O preconceito enraizado na sociedade brasileira é perpetuado e reforçado por setores religiosos, especialmente pelos neopentecostais. A influência dessas igrejas é forte, não só nas periferias, mas também nos centros de poder político. Em muitos lares, o sermão do pastor tem mais peso do que qualquer legislação ou discurso de direitos humanos. Cresci ouvindo discursos inflamados contra “os pecadores” e, por muito tempo, isso me fez esconder quem eu era.
Minha realidade como jovem branco de classe média me proporciona alguns privilégios. Viver em um país que enfrentou mais de três séculos de escravidão é, infelizmente, observar que o preconceito racial e de classe permanecem enraizados. No entanto, isso não me isenta das dificuldades. Na universidade, a sensação de segurança e inclusão é palpável. O preconceito, quando existe, é prontamente combatido, e as piadas de corredor são raras e reprimidas. Os olhares tortos quase não se veem, graças a políticas efetivas de inclusão que estão sempre em prática. Em ambientes acadêmicos, o discurso de diversidade não é apenas exaltado, mas também vivenciado diariamente, garantindo um espaço de respeito e acolhimento para todos. Porém, fora da bolha, a violência está à espreita. Apesar do ambiente inclusivo dentro da universidade, enfrentamos discriminação e até mesmo violência quando saímos desse espaço protegido. A realidade fora dos muros da academia pode ser cruel e hostil.
Viver em São Paulo é um constante ato de resistência. É buscar espaços seguros em meio ao caos urbano, é lutar contra o preconceito diário, é apoiar e ser apoiado pela comunidade. A Parada do Orgulho LGBTQIA+ na Av. Paulista é um momento de celebração e a maior do mundo, mas também de lembrança de todas as lutas e conquistas. Cada rosto que vejo ali, cada bandeira erguida, é um símbolo de resistência e esperança.
Apesar de tudo, há progresso. Vejo jovens como eu, nas universidades, nas ruas, nos coletivos, levantando suas vozes e exigindo um futuro melhor. Vejo iniciativas de apoio a mulheres trans, projetos de inclusão e educação que começam a fazer a diferença. O caminho é longo e tortuoso, mas cada passo adiante é uma vitória.
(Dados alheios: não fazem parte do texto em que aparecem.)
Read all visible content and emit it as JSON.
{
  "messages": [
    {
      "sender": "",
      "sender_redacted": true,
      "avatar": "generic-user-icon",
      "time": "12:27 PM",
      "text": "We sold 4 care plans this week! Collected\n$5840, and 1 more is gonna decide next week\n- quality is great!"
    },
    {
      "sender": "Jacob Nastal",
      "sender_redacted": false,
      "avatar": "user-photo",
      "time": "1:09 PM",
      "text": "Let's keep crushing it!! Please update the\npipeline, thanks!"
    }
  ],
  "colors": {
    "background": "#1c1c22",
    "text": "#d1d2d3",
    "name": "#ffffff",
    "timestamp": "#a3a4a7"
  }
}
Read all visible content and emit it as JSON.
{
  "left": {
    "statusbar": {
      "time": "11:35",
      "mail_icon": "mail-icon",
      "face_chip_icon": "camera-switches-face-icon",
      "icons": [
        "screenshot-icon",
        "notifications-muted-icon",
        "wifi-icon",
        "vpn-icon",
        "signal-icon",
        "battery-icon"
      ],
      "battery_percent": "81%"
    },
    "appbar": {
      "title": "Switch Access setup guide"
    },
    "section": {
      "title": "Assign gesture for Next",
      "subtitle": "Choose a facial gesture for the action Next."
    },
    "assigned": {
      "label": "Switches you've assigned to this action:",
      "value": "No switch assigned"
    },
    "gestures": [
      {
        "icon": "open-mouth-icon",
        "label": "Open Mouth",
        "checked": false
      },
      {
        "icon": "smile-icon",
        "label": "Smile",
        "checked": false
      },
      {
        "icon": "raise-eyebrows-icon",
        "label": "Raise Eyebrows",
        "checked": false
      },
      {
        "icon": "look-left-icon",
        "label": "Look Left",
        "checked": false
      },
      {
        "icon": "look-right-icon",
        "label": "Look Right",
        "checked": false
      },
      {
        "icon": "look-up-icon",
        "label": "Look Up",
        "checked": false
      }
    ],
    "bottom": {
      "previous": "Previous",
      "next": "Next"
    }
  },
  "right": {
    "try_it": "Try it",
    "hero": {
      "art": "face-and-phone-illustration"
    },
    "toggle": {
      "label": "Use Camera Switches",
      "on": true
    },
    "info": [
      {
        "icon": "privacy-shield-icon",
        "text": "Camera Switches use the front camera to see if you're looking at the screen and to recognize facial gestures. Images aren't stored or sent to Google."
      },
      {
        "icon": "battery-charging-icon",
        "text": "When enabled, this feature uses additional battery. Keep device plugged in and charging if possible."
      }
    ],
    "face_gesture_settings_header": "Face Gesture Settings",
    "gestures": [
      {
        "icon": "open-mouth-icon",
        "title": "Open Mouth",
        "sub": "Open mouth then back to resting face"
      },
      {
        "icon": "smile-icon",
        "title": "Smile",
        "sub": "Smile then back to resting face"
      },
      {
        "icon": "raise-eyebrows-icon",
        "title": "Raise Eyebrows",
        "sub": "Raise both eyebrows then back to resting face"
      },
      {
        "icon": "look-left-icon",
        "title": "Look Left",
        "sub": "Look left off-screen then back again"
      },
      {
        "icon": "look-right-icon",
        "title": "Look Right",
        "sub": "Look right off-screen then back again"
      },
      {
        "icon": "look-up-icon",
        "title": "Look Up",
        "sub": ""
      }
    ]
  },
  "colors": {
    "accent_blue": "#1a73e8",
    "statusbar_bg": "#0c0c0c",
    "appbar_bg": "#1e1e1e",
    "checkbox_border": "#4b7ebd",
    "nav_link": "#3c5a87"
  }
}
Em São Paulo, ser LGBTQIA+ é um desafio constante, uma batalha diária por aceitação e respeito. Mas é também um ato de amor, de coragem e de esperança por dias melhores. E é essa esperança que me mantém firme, que me faz acreditar que um dia a cidade que tanto amo será verdadeiramente acolhedora para todos nós.
Entre avanços e retrocessos
Na América Latina, os avanços e retrocessos nos direitos LGBTI+ contam uma história complexa de lutas, conquistas e desafios persistentes. Enquanto marcos legais foram estabelecidos em alguns países, como Argentina, Brasil, Colômbia e México, garantindo direitos como o casamento igualitário, adoção conjunta e proteção contra discriminação, a região ainda enfrenta graves problemas relacionados à violência e à precarização no trabalho para a comunidade LGBTI+.
O movimento LGBTI+ na América Latina tem suas raízes nos anos 60, ganhando maior visibilidade a partir da década de 80. No entanto, a luta por direitos não seguiu necessariamente a mesma trajetória da Europa. Enquanto lá os direitos das mulheres foram conquistados primeiro, na América Latina, direitos LGBTQIA+ foram reconhecidos antes de algumas reivindicações feministas, como os direitos reprodutivos.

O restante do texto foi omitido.